Council fails to move CARES Act spending
For four days the Naabik’iyat’i Committee discussed bill No. 0144-20, which will adopt the Navajo Nation CARES Fund Expenditure Plans for water projects, powerline projects and broadband-telecommunication projects. After allocating more money than the fund contains, the committee was unable to approve the bill in time for the Navajo Nation Council’s summer session.
The bill, sponsored by Budget and Finance Committee member Amber Kanazbah Crotty and co-sponsored by Speaker Seth Damon and Health, Education, and Human Services Committee member Carl Slater, sought to divvy up the remainder of the $714 million Coronavirus Aid, Relief and Economic Security Act funds.
But with amendments added on during the course of the four days, and attempting to add another amendment to give the Navajo Gaming Enterprise $24.6 million, the deficit grew to well over $50 million. “We need to make realistic decision to move this forward,” said Crotty. “We need to reflect on those amendments.”
Overall the legislation listed water projects at $129 million (and an amendment needs to be made to update these numbers and that could mean an extra $28-$33 million); power line extensions at $43 million; broadband at $83 million; solid waste at $30 million; and $879,000 to NTUA for solar projects (that also needs to be amended, according to Damon).
“In this legislation the requirement is specifically geared up towards the deadline of Dec. 30,” said Damon. “But with options coming back, we have to amend it in the future if there is a deadline extension.”
The Coronavirus Relief Fund only allows necessary spending incurred due to the public health emergency of COVID-19 that are not accounted for in the Navajo Nation FY 2020 comprehensive budget, and are incurred from March 1 to Dec. 30, 2020, although the tribe is lobbying heavily for an extension. Although Congress enacted the CARES act on March 27, the Navajo Nation didn’t receive the first $600 million until May 6.
The Nation also received $86 million on June 15, and then on June 18 the Nation received $27 million. The Nation is seeking an extension on spending these monies because of the time lapsed before the tribe was able to get these funds.
Earlier this month U.S. Rep. Tom O’ Halleran, D-Ariz., introduced a bipartisan bill to extend the deadline for tribes to spend CARES Act funding. Rather than having the deadline be Dec. 30, 2020, O’Halleran hopes it will extend to Dec 30, 2022. Congressman Paul Cook, R-Calif., cosponsored the bill. “Bureaucratic red tape and lack of critical attention to the matter at federal agencies forced sovereign tribal nations across Arizona’s first congressional district to wait over a month for the first (portion) of CARES Act funding to arrive,” stated O’Halleran.
“Tribes still face significant hurdles to spending and distributing the funding they were promised.”
Chief Legislative Counsel Dana Bobroff informed the committee that according to the U.S. Treasury guidelines, services and goods have to be received by Dec 30 under the current legislation. But there is an additional 90 days for payment. “Every project in your expenditure plan, it has to meet the criteria,” said Bobroff. “Expenditures have to be related to mitigating or preventing COVID-19. They can’t have been in the tribal comprehensive budget and the services and goods have to be completed by Dec. 30, 2020.”
Other amendments were added such as giving $32.5 million to the Dineh Chamber of Commerce to provide economic support for Navajo-owned business impacted by the virus. In another amendment Health, Education, Human Services Committee Vice Chair Carl Slater proposed a hardship assistance expenditure plan.

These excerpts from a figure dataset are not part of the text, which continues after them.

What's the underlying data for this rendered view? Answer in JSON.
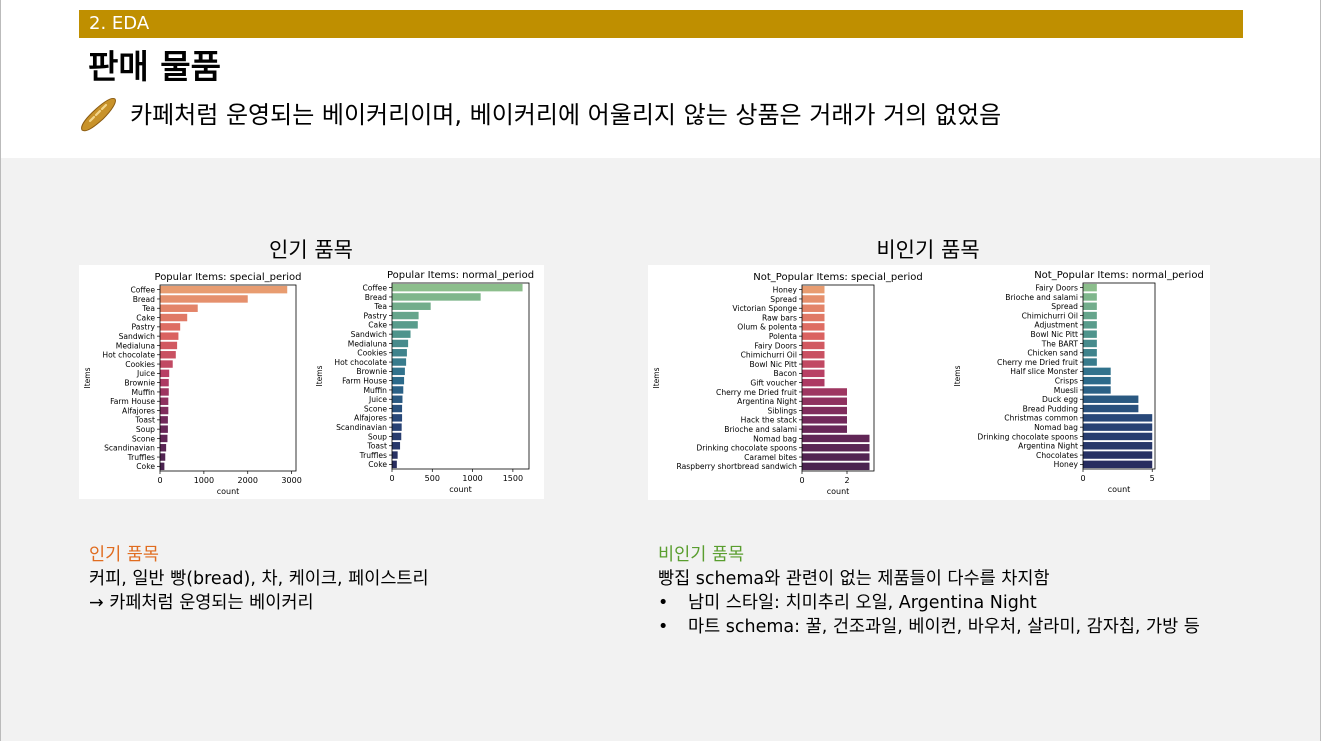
{
  "header": {
    "section": "2. EDA",
    "title": "판매 물품",
    "subtitle": "카페처럼 운영되는 베이커리이며, 베이커리에 어울리지 않는 상품은 거래가 거의 없었음"
  },
  "panels": {
    "popular_title": "인기 품목",
    "unpopular_title": "비인기 품목"
  },
  "notes": {
    "popular": {
      "heading": "인기 품목",
      "line1": "커피, 일반 빵(bread), 차, 케이크, 페이스트리",
      "line2": "→ 카페처럼 운영되는 베이커리"
    },
    "unpopular": {
      "heading": "비인기 품목",
      "line1": "빵집 schema와 관련이 없는 제품들이 다수를 차지함",
      "bullet1": "남미 스타일: 치미추리 오일, Argentina Night",
      "bullet2": "마트 schema: 꿀, 건조과일, 베이컨, 바우처, 살라미, 감자칩, 가방 등",
      "bullet_symbol": "•"
    }
  },
  "chart_data": [
    {
      "type": "bar",
      "orientation": "horizontal",
      "title": "Popular Items: special_period",
      "xlabel": "count",
      "ylabel": "Items",
      "xlim": [
        0,
        3100
      ],
      "xticks": [
        0,
        1000,
        2000,
        3000
      ],
      "palette": "flare",
      "categories": [
        "Coffee",
        "Bread",
        "Tea",
        "Cake",
        "Pastry",
        "Sandwich",
        "Medialuna",
        "Hot chocolate",
        "Cookies",
        "Juice",
        "Brownie",
        "Muffin",
        "Farm House",
        "Alfajores",
        "Toast",
        "Soup",
        "Scone",
        "Scandinavian",
        "Truffles",
        "Coke"
      ],
      "values": [
        2900,
        2000,
        860,
        620,
        460,
        420,
        390,
        360,
        290,
        210,
        200,
        200,
        190,
        190,
        180,
        180,
        170,
        140,
        120,
        100
      ]
    },
    {
      "type": "bar",
      "orientation": "horizontal",
      "title": "Popular Items: normal_period",
      "xlabel": "count",
      "ylabel": "Items",
      "xlim": [
        0,
        1700
      ],
      "xticks": [
        0,
        500,
        1000,
        1500
      ],
      "palette": "crest",
      "categories": [
        "Coffee",
        "Bread",
        "Tea",
        "Pastry",
        "Cake",
        "Sandwich",
        "Medialuna",
        "Cookies",
        "Hot chocolate",
        "Brownie",
        "Farm House",
        "Muffin",
        "Juice",
        "Scone",
        "Alfajores",
        "Scandinavian",
        "Soup",
        "Toast",
        "Truffles",
        "Coke"
      ],
      "values": [
        1620,
        1100,
        480,
        330,
        320,
        230,
        200,
        185,
        175,
        160,
        150,
        140,
        130,
        125,
        125,
        120,
        115,
        100,
        70,
        60
      ]
    },
    {
      "type": "bar",
      "orientation": "horizontal",
      "title": "Not_Popular Items: special_period",
      "xlabel": "count",
      "ylabel": "Items",
      "xlim": [
        0,
        3.2
      ],
      "xticks": [
        0,
        2
      ],
      "palette": "flare",
      "categories": [
        "Honey",
        "Spread",
        "Victorian Sponge",
        "Raw bars",
        "Olum & polenta",
        "Polenta",
        "Fairy Doors",
        "Chimichurri Oil",
        "Bowl Nic Pitt",
        "Bacon",
        "Gift voucher",
        "Cherry me Dried fruit",
        "Argentina Night",
        "Siblings",
        "Hack the stack",
        "Brioche and salami",
        "Nomad bag",
        "Drinking chocolate spoons",
        "Caramel bites",
        "Raspberry shortbread sandwich"
      ],
      "values": [
        1,
        1,
        1,
        1,
        1,
        1,
        1,
        1,
        1,
        1,
        1,
        2,
        2,
        2,
        2,
        2,
        3,
        3,
        3,
        3
      ]
    },
    {
      "type": "bar",
      "orientation": "horizontal",
      "title": "Not_Popular Items: normal_period",
      "xlabel": "count",
      "ylabel": "Items",
      "xlim": [
        0,
        5.2
      ],
      "xticks": [
        0,
        5
      ],
      "palette": "crest",
      "categories": [
        "Fairy Doors",
        "Brioche and salami",
        "Spread",
        "Chimichurri Oil",
        "Adjustment",
        "Bowl Nic Pitt",
        "The BART",
        "Chicken sand",
        "Cherry me Dried fruit",
        "Half slice Monster",
        "Crisps",
        "Muesli",
        "Duck egg",
        "Bread Pudding",
        "Christmas common",
        "Nomad bag",
        "Drinking chocolate spoons",
        "Argentina Night",
        "Chocolates",
        "Honey"
      ],
      "values": [
        1,
        1,
        1,
        1,
        1,
        1,
        1,
        1,
        1,
        2,
        2,
        2,
        4,
        4,
        5,
        5,
        5,
        5,
        5,
        5
      ]
    }
  ]
}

This would immediately provide $195 million to the executive branch to provide emergency financial assistance to tribal members to buy personal protective equipment and pay utility bills, rent, mortgages, isolation expenses and other financial burdens created by COVID-19 and the public health orders.

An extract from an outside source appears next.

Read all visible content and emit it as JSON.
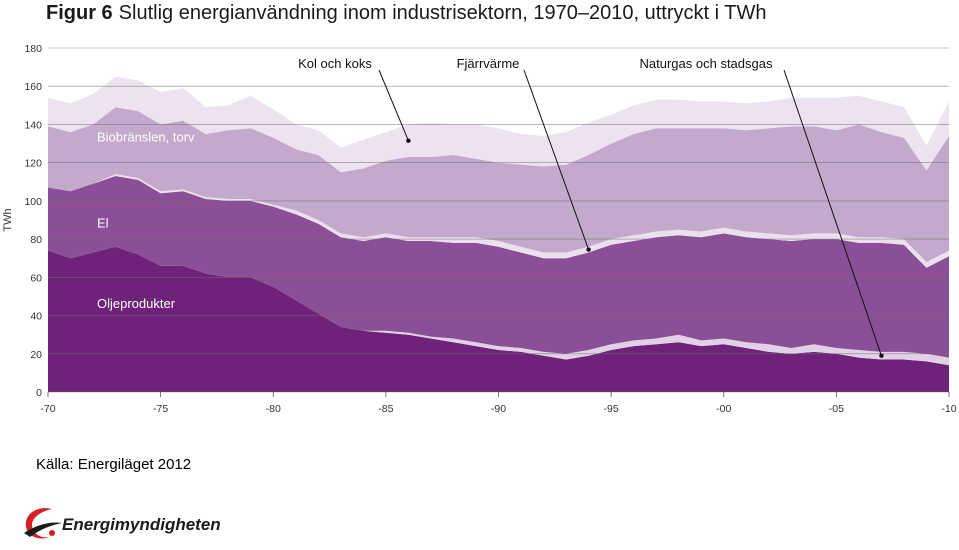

“This looks like its more than the funding that we have available,” said Crotty. “I’m concerned for future amendments to try to fund solar units for community members who don’t have water and electricity.” There was also an amendment for the Health Care Facilities expenditure plan in the amount of $4.2 million to be allocated to Cañoncito Band of Navajo Health Center Inc.
In the end total amount surpassed what was left of the CARES funding, and it did not include the $13 million that the judicial branch was wanting, or the $50 million for scholarships President Jonathan Nez had hoped to add on, among other things. The bill had to be approved by midnight Monday morning in order to make it to summer session, but the voting failed to take place on time.